Re: linux-next boot error: WARNING in kmem_cache_free

From: Eric Biggers
Date: Sat Jun 27 2020 - 19:10:26 EST


[+Cc linux-mm; +Bcc linux-fsdevel]

On Mon, Jun 22, 2020 at 03:28:09AM -0400, Qian Cai wrote:
>
>
> > On Jun 22, 2020, at 2:42 AM, Dmitry Vyukov <dvyukov@xxxxxxxxxx> wrote:
> >
> > There is a reason, it's still important for us.
> > But also it's not our strategy to deal with bugs by not testing
> > configurations and closing eyes on bugs, right? If it's an official
> > config in the kernel, it needs to be tested. If SLAB is in the state
> > that we don't care about any bugs in it, then we need to drop it. It
> > will automatically remove it from all testing systems out there. Or at
> > least make it "depends on BROKEN" to slowly phase it out during
> > several releases.
>
> Do you mind sharing whatâs your use cases with CONFIG_SLAB? The only thing prevents it from being purged early is that it might perform better with a certain type of networking workloads where syzbot should have nothing to gain from it.
>
> I am more of thinking about the testing coverage that we could use for syzbot to test SLUB instead of SLAB. Also, I have no objection for syzbot to test SLAB, but then from my experience, you are probably on your own to debug further with those testing failures.
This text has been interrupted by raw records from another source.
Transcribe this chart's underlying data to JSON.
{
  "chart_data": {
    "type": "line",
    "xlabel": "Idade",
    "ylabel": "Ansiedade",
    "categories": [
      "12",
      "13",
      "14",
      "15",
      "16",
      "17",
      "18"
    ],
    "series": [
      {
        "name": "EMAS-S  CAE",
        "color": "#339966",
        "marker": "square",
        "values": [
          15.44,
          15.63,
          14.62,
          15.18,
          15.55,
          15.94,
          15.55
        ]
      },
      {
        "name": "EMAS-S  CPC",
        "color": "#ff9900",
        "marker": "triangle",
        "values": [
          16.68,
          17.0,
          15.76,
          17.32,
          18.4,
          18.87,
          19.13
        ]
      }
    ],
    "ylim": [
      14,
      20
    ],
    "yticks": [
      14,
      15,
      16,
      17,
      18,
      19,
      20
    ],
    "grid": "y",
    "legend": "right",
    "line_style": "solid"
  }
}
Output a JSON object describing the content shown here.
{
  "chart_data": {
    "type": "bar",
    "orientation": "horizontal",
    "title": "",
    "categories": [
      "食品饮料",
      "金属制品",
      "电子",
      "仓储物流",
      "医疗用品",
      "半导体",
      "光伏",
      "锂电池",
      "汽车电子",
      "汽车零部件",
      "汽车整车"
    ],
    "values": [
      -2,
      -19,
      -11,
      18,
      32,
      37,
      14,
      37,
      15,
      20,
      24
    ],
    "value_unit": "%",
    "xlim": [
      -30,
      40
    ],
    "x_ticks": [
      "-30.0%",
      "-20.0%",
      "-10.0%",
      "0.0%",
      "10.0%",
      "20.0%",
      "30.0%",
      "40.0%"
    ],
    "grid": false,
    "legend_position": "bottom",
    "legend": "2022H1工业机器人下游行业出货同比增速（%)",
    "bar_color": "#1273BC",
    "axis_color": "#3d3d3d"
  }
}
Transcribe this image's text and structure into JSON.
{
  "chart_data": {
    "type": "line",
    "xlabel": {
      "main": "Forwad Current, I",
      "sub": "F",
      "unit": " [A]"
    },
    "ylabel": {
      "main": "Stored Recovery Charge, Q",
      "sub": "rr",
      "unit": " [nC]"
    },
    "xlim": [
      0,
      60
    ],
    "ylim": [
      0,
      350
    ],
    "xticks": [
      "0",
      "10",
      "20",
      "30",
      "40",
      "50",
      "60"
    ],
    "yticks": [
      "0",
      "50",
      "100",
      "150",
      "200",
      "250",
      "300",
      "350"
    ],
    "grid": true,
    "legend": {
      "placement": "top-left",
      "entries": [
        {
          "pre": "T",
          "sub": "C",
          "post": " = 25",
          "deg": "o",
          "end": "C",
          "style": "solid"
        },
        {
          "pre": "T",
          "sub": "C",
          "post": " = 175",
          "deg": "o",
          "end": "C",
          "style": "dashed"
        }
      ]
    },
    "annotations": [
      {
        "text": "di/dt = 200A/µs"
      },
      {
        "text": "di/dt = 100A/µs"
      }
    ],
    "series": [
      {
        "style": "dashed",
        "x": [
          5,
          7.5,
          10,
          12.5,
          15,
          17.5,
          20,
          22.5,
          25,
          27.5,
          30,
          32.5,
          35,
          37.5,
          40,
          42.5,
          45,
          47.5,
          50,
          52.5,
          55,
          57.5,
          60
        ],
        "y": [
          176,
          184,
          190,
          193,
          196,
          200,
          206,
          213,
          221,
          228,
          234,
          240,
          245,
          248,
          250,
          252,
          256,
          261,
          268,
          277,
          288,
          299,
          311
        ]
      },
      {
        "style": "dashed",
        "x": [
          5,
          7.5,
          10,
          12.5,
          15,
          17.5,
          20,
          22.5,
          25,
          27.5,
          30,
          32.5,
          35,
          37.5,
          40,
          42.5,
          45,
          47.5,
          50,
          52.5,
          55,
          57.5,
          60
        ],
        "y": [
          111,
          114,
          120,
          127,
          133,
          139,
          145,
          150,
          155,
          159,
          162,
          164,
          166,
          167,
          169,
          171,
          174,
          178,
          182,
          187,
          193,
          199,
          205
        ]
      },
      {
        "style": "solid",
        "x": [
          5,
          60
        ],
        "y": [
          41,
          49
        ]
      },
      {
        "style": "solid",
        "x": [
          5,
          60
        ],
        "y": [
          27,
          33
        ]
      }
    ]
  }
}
Until you are able to figure out the buggy patch or patchset introduced the regression, I am afraid not many people would be able to spend much time on SLAB. The developers are pretty much already half-hearted on it by only fixing SLAB here and there without runtime testing it.
>

This bug also got reported 2 days later by the kernel test robot
(https://lore.kernel.org/lkml/20200623090213.GW5535@shao2-debian/).
Then it was fixed by commit 437edcaafbe3, so telling syzbot:

#syz fix: mm, slab/slub: improve error reporting and overhead of cache_from_obj()-fix

If CONFIG_SLAB is no longer useful and supported then it needs to be removed
from the kernel. Otherwise, it needs to be tested just like all other options.

- Eric